Prato, 30 maggio 2017 - «Erano rapporti consenzienti». Si è giustificato così il marocchino, 44 anni, accusato di aver violentato in carcere un compagno di cella, un cinese di 36 anni, che invece ha fornito una versione completamente diversa di fronte al gip Francesco Pallini e al pm Laura Canovai. Una storia raccapricciante che sarebbe avvenuta dietro le sbarre del carcere della Dogaia dove entrambi sono detenuti per reati di violenze sessuali: il primo (marocchino) per scontare una condanna definitiva, il secondo (cinese) perché accusato dalla moglie di aver molestato la figlia minorenne. I due sono comparsi di fronte al giudice per le indagini preliminare in sede di incidente probatorio. E le versioni fornite sono diametralmente opposte. I fatti contestati sarebbe ben trenta: 30 violenze sessuali che si sarebbero consumate in un solo mese, ossia una al giorno.

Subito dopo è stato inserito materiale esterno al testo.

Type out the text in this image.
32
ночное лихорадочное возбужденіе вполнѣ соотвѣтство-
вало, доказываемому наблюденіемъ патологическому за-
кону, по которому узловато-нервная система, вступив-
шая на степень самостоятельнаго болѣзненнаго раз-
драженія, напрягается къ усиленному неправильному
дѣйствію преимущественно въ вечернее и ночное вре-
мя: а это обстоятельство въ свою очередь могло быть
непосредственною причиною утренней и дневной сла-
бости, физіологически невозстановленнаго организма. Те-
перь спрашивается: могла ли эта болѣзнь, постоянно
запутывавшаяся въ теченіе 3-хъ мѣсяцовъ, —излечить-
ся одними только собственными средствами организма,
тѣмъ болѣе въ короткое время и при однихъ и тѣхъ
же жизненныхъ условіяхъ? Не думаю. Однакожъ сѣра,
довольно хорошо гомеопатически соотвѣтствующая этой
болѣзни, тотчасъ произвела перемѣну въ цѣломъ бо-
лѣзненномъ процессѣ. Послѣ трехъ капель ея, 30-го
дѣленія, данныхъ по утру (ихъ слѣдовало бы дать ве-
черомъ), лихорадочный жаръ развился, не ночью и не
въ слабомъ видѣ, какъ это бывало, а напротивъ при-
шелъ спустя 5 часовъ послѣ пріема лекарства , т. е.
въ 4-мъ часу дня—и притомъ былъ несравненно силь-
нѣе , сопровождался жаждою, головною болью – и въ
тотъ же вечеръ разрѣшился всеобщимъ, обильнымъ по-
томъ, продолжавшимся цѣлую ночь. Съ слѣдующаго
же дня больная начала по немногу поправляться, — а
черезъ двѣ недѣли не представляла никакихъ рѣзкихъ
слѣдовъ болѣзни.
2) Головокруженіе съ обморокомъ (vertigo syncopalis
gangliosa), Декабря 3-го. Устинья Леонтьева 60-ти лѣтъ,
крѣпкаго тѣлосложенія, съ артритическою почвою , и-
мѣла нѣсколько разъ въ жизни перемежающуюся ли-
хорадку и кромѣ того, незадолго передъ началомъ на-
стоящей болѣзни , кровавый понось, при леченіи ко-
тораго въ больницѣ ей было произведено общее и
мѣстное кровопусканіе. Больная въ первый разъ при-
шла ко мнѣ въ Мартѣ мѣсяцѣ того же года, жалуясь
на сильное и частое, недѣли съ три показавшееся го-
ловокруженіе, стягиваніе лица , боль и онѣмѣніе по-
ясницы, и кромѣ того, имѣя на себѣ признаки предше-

I due erano compagni di cella nel settimo braccio del carcere, quello dove vengono rinchiusi i detenuti per violenze sessuali. Il marocchino si è difeso sostenendo che i rapporti sessuali avuti col cinese erano consenzienti. Per lo più sarebbero avvenuti all’ora di pranzo e di cena, quando il braccio si svuotava perché gli altri detenuti si recavano a mensa. «L’ho anche baciato», ha detto il marocchino a dimostrazione che il suo amore per il cinese, fisicamente la metà d di lui, era sincero sostenendo di essere stato anche geloso di lui.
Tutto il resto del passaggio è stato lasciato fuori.